March 6, 2021

Stocks Slump More Than 2% Despite Debt Vote

Stocks had slumped since the morning opening as investors weighed recent data that drove home the challenges the economy faced. Their next step: assessing the debt limit agreement’s impact on the economy and whether it could slow growth.

“As the macro data comes out, it seems like we may have more on our hands than just getting the debt ceiling raised,” said Myles Zyblock, chief institutional strategist and managing director of capital markets research at RBC Capital Markets.

“We get no default, but the bad news is there is a growth trade-off,” he said. “They had to agree on fiscal contraction that would weigh on growth.”

At the close of trading, the Standard Poor’s 500-stock index was down 32.89, or 2.56 percent, erasing all of the gains it had made this year. The Dow Jones industrial average was off 265.87 points, or 2.19 percent, to 11,866.62, recording its eighth consecutive day of declines. And the Nasdaq index fell 75.37 points, or 2.75 percent.
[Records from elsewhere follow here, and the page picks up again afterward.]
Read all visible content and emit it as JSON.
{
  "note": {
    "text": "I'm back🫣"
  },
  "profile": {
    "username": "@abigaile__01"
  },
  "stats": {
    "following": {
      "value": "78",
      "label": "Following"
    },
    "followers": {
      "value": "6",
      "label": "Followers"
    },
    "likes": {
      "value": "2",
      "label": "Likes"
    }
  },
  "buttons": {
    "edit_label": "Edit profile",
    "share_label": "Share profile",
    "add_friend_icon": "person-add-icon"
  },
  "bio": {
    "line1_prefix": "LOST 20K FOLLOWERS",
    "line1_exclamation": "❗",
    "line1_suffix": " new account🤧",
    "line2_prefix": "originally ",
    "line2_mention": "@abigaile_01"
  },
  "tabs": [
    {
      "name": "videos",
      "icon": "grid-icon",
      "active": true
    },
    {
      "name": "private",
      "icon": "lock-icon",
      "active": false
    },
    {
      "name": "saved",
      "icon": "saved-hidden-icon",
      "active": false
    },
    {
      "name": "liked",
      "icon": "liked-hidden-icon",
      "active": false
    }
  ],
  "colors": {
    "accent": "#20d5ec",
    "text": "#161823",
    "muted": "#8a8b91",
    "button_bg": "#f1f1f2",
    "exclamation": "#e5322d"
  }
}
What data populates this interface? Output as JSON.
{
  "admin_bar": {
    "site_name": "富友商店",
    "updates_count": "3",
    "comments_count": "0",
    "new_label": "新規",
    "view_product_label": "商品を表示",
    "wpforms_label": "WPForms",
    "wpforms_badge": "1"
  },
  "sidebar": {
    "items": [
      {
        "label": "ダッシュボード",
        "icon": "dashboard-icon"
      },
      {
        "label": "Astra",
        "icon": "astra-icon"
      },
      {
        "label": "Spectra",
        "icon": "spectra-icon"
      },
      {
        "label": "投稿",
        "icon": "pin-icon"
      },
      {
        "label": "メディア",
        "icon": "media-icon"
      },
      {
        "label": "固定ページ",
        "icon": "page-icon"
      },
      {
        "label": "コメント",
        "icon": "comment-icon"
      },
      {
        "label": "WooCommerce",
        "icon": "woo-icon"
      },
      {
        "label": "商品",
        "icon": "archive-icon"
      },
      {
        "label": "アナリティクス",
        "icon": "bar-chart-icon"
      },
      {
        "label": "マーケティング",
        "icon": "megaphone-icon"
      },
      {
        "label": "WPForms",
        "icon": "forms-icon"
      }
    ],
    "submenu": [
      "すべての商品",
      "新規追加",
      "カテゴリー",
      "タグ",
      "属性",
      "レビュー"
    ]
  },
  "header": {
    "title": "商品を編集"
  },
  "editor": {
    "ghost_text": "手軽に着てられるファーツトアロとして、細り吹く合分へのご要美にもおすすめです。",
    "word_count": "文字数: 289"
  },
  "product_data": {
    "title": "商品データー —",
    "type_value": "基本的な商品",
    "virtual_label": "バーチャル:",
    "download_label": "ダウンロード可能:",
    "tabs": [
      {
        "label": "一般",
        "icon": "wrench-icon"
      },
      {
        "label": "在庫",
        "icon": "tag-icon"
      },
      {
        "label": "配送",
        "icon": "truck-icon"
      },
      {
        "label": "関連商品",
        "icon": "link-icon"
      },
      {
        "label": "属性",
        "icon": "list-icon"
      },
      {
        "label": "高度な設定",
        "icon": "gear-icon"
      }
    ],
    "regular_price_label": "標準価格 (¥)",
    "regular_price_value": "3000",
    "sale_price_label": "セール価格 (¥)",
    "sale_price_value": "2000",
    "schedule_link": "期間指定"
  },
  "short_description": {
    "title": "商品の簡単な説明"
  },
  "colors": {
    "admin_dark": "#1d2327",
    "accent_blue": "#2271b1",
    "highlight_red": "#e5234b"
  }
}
Uri Landesman, the president of Platinum Partners, said that investors were discounting the debt deal and, with such poor economic data, starting to question the viability of corporate earnings for rest of the year.

“Economic data has been a disaster,” he said. “It’s clunker after clunker. If the economy is desultory, how are the earnings going to excel?”

Stanley Nabi, the chief strategist for Silvercrest Asset Management Group, said he was starting to hear the word “recession” in questions from clients over the last few days.

Referring to the debt deal, he said: “That was yesterday’s story. Today’s story is what is going to happen on the economy.”

The most recent indicators were released Tuesday, when the Commerce Department said personal spending fell 0.2 percent in June, the first time it had declined since September 2009. Nominal personal income inched up by 0.1 percent in June, and wage and salary income, central to the ability of consumers to open their wallets, was unchanged in June from 0.2 percent in May, its smallest rise this year.

“With consumers still facing serious headwinds from a deteriorating housing sector, considerable debt burdens, and high costs for food and energy, the income generated by labor market recovery is absolutely critical,” said Joshua Shapiro, the chief United States economist for MFR, in a research note. “Without significant improvement in the labor market, consumer spending and hence overall real G.D.P. growth will prove disappointing in coming quarters.”

The price of Treasuries soared. The yield on the benchmark 10-year bond collapsed to 2.61 percent, compared with 2.75 percent late on Monday. For the month of July, the note was down 37 basis points to 2.80 percent, versus 3.17 percent in June.

“The challenges that we are facing economically are that the hits just keep coming,” said Lawrence Creatura, portfolio manager at Federated Investors. “We do have somewhat of a resolution to our budgetary impasse, but that does not overwhelm the fact that economically speaking that the data continues to deteriorate.”

Already, some investors were bracing for Friday, when the Labor Department releases its national report on jobs, with estimates that the economy added 85,000 nonfarm payrolls in July, according to a Bloomberg News survey, compared with the 18,000 tacked on to payrolls in June.

“This is a single-variable economy,” said Mr. Creatura. “And that dominant statistic is the jobs data. That is the number that matters, the single number that matters.”

Still, one bright spot might be the corporate sector. Second-quarter earnings are on the verge of setting a record, and records are also expected for the remaining two quarters of this year, according to a recent survey by Howard Silverblatt, S.P.’s index analyst.

“Repairing our balance sheets as a corporation and as a nation: that process of repair and healing is occurring,” said Mr. Creatura. “The nature of it is that it is slow, and we are all impatient for a full return to a robust economy, but it takes time.”

European and Asian markets were lower on Tuesday.

The FTSE 100 in London was down 0.90 percent, the CAC 40 in Paris lost 1.56 percent, and the DAX in Frankfurt was off 2.10 percent.

In Asia, the Hang Seng index in Hong Kong, which added 1 percent on Monday after the framework for the debt deal was announced by President Obama in Washington, closed down 1.07 percent on Tuesday, and the Nikkei 225 was down 1.21 percent.